Become a Sonic Explorer

Not too long ago I started watching Spitfire Audio’s Christian Henson vlog on YouTube (I know, I’m late to the game) and I was impressed by the fact that, even being the co-founder of one of the leading developers of virtual instruments in the industry, he keeps suggesting  that every student starting to get involved with music for media shouldn’t worry about getting a good sample library but rather, invest money in a decent microphone.

We live in a world where every smartphone is capable of recording sound in a pretty decent way, specially if you help it with a couple of accessories (dedicated external mics, a wind shield). 

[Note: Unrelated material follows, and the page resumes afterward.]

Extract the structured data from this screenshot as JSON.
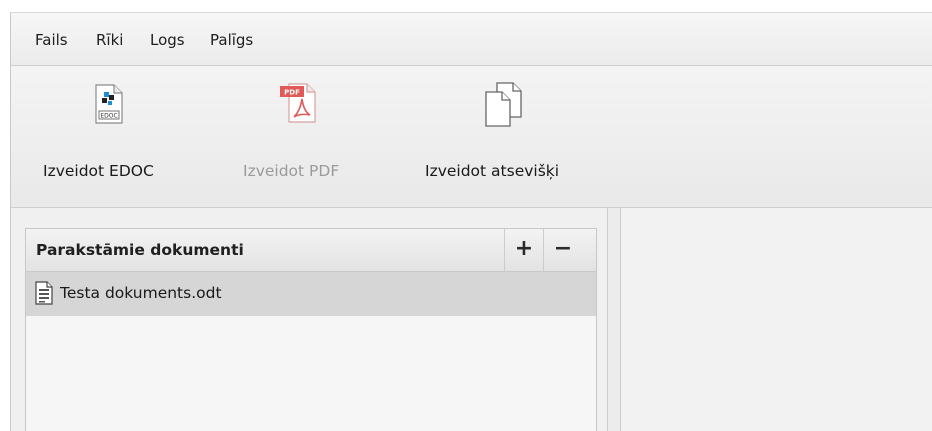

Finally, Salome Voegelin starts the first chapter of her book “Listening to Noise and Silence:  towards a philosophy of sound art” defining ”listening” not “as a physiological fact but as an act of engaging with the world”. The very moment I read that, I started thinking about the soundscape we’re immersed in every day in a different light.

A long time ago the contemporary musical language reached a level of complexity that made it hard to distunguish between music, noise and even silence.

 Field Recording in North-East Italy with a Zoom H6

Field Recording in North-East Italy with a Zoom H6

Countless soundtracks blurred the lines between music and sound design, and in the video games industry it is not uncommon for a musician to take over sound design tasks and vice versa.

A couple of years ago I started working on a personal library of sounds.  

It’s about collecting and carefully organize the sounds I grab during trips, or snippets of improvisations on a guitar or a synth. Most of them found their way in several projects.

The world surrounding us is full of resources for your music so, grab a microphone and become a sonic explorer.